If the big storm does hit, a complete communication breakdown like the one that hit Banqiao is very unlikely, thanks to improved technology. But there's still potential for dangerous communication issues. Katy Yan, China program co-ordinator of International Rivers, an international conservation group, warns that multiple companies sometimes operate different dams on the same river.

"Lack of communication and co-ordination between these companies and between different water and energy userscan often lead to problems, especially during a major drought period," she says. But perhaps the greatest danger of a dam break isn't the initial disaster itself, but the aftermath.

When the Banqiao reservoir had emptied and the waters had settled on the morning after the collapse, the horror was only beginning. Because dikes had gone unmaintained for years and flood diversion zones had been re-purposed, the water had nowhere to drain. Roads were washed out hampering rescue efforts. Survivors were left to wait on rooftops or huddled together on small patches of dry land. They stripped tree branches of leaves and wrangled floating livestock carcasses to eat. Food was airdropped, but much fell in the water and was lost or eaten after it had rotted. Disease spread quickly while people battled hunger and the summer heat.

For every person that had been swept to their death in the initial tsunami, it's estimated at least five died from the famine and plague that followed. The cascade of dams that had been built on the Huai River and its tributaries to reduce flood risks ultimately made the flooding deadlier and the rescue effort more difficult.
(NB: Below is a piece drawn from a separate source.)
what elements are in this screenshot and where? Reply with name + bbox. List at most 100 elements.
The Probe International report warns that this development model is being used again today in China's southwest and it could have equally disastrous consequences.

"If one dam fails, the full force of its ensuing tsunami will be transmitted to the next dam downstream, and so on, potentially creating a deadly domino effect of collapsing dams," the report says. "A cascade of catastrophic dam failures would almost certainly cause an unprecedented number of casualties and deaths in major downstream population centres, such as Chengdu, and along these major river valleys."

If such a collapse were to occur today, it could be made more devastating by the chemical industry that's taken hold along rivers. Li Zechun from the Chinese Academy of Engineering Sciences was present for the aftermath of the Banqiao disaster. In 2005, he told People's Daily that "Once the chemical plants are flooded, the contamination to the environment is immeasurable."